Communauté thérapeutique Mères-enfants

Communauté thérapeutique Mères-enfants

Awala Yalimapo

Maîtrise d’ouvrage : L’association L’AKATIJ
Adresse : Awala Yalimapo
Mission : Étude, Conception & Réalisation
Démarrage des travaux : septembre 2018

Le projet est né de l’absence d’offre résidentielle destinée exclusivement aux femmes en situation d’addiction en Guyane. Les personnes sont orientées vers des dispositifs des Antilles ou de métropole. Comme les femmes ne viennent pas dans les structures si elles ne peuvent venir avec leurs enfants, le projet a d’emblée inclus une proposition d’accueil des enfants.

La forme communauté thérapeutique est reconnue pour aider les personnes atteintes d’addictions : le vivre-ensemble provoque un effet d’entraînement positif sur chaque individu.

En outre, ce principe répond à la demande de vie collective des femmes, car il correspond à la vie communautaire dont elles ont l’habitude dans leur village.

Autre originalité du projet : l’Art tembé, caractéristique de la culture guyanaise, qui se retrouvera sur les panneaux de bois ajourés et colorés qui décoreront la façade. Chargés en symboles, ils sont le fruit du travail d’artisans locaux, qui participent au projet en composant autour du thème de la femme.

Un projet longue distance original

7000 km, c’est la distance qui sépare le lieu d’implantation du projet et Atic Architectes, en charge de l’étude (la partie production étant assurée par un architecte partenaire implanté en Guyane).

Un tel éloignement suppose une organisation particulière : « Sur mon écran, j’ai paramétré l’affichage de deux horloges (l’heure française et l’heure guyanaise) pour m’assurer de ne pas appeler en Guyane en pleine nuit !, plaisante Sylvie Botreau, très investie dans le projet.

Les modes de vie et le rythme sont très différents en Guyane.

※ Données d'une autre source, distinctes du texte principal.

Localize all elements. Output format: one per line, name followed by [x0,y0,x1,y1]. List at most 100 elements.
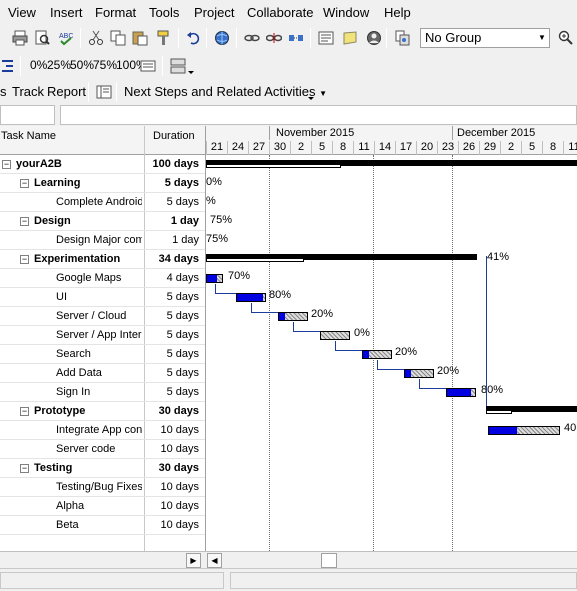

Il a fallu un temps d’adaptation pour nous mettre en phase et trouver notre méthode de travail. C’est très enrichissant comme expérience. »

Pour le responsable du projet à Versailles, Baptiste Goulay, ce travail à distance représente un challenge formidable : « J’ai emprunté tous les guides touristiques consacrés à la Guyane que j’ai pu trouver à la bibliothèque !

À force de multiplier mes lectures, j’ai pu m’imprégner du lieu et être en mesure d’apporter les réponses aux contraintes climatiques (ensoleillement, exposition aux vents, hydrométrie…) et structurelles (notamment l’instabilité des sols) qu’implique la situation géographique. »

Au niveau de l’organisation des espaces, elle est pensée pour être en cohérence avec l’architecture locale et respecter les habitudes et les modes de vie des futures résidentes ; à savoir une organisation satellitaire avec carbet central (grande case collective).

Équilibre entre centre de prévention et établissement curatif

« J’ai également fait une demande auprès de L’AKATIJ pour être mis en relation avec une communauté thérapeutique en France, afin de découvrir et de me familiariser avec l’organisation de ce genre de structures. 

C’est comme cela que j’ai pu visiter la communauté thérapeutique d’Aurore à Aubervilliers, qui propose soins et hébergement pour trente-cinq personnes », raconte Baptiste.

À Awala Yalimapo, ce sont vingt femmes avec enfants qui pourront être accueillies, soignées, sensibilisées, et responsabilisées. En vivant ensemble, les patientes s’influenceront positivement ; d’où l’importance de multiplier les espaces de vie en communauté : foyer, salle de restauration, espace hamacs, jardin potager…

Le début des travaux est fixé à septembre 2018. Le chantier devrait durer deux ans et demi, pour une ouverture en mars 2020.

L’association L’AKATIJ a fêté ses 20 ans en 2017. Les équipes de professionnels de l’association inscrivent leurs actions dans un cadre éthique exigeant défini dans le projet associatif. Les bénévoles et salariés sont au service des autres indépendamment de leurs origines, de leur vécu, de leurs capacités, de leur genre, de leur orientation sexuelle, de leurs choix de vie.